2016 Tillman Scholar

Ashley Nicolas

Army
Georgetown University
J.D.

“The Army awakened within me a heart of service that will lead me for the rest of my life.”

Following graduation from West Point, Ashley branched Army Intelligence and served the majority of her five active-duty years in the 4th Stryker Brigade Combat Team, 2nd Infantry Division (4-2 SBCT).  During that time, she deployed to Kandahar, Afghanistan, where she worked both as a Female Engagement Team Leader and a Brigade Assistant Intelligence Officer, supporting infantry units in a very hostile and kinetic region of southern Afghanistan.

Although deployment was a difficult time of personal sacrifice, the lessons she learned and the perspective she gained on the ground proved invaluable. In intelligence, she worked with many soldiers who, due to the quality of their high school education, struggled to conduct the high-level analysis and critical thinking that was necessary for their jobs. Further, she witnessed the plight of Afghan women who, based solely on gender, had been denied any form of formal education. As a result, they were completely eliminated from official positions of influence in the country and lacked a voice in the discussion of their nation’s future. Together, these experiences eventually drew Ashley to continue her service with Teach for America. As a mathematics and computer science teacher in San Jose, she continued to witness institutionalized barriers for success that have been constructed for many females and minority students in underprivileged communities.

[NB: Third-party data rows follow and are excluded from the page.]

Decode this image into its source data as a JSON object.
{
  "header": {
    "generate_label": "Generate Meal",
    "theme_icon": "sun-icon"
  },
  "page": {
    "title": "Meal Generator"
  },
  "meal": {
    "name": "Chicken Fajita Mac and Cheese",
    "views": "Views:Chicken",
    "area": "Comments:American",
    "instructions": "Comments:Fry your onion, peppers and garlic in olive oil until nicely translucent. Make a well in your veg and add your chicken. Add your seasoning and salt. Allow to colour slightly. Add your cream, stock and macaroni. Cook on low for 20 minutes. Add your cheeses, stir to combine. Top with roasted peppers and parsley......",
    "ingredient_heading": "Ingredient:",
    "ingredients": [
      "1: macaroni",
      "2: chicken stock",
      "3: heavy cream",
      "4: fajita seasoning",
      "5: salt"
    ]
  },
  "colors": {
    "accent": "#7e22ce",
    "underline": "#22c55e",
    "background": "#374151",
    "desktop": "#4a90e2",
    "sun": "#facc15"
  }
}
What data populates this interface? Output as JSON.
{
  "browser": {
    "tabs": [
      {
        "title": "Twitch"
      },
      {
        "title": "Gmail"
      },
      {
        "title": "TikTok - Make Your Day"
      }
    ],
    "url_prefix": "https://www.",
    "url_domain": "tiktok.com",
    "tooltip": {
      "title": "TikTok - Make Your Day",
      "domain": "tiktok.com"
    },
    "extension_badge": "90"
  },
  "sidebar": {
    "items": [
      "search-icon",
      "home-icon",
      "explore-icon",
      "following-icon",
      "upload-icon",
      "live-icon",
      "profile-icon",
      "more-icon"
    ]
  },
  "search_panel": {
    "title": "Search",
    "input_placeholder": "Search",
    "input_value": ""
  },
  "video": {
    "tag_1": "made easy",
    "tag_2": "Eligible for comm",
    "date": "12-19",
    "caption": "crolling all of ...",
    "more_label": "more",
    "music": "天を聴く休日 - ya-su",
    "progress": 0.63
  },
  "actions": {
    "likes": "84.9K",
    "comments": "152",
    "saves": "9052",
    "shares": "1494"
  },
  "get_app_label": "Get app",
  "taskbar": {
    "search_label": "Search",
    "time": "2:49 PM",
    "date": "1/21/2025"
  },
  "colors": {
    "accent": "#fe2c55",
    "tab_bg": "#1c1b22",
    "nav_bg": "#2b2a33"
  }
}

Her experiences, both in combat and in the classroom, have pushed her to pursue a new path as an attorney. With insight into bureaucratic and policy inefficiencies that cause and further institutional injustice, she hopes to fuse her interests in human rights and national security to find a meaningful way to continue her service to be a driver of change, to question the status quo, and to push for systemic reform.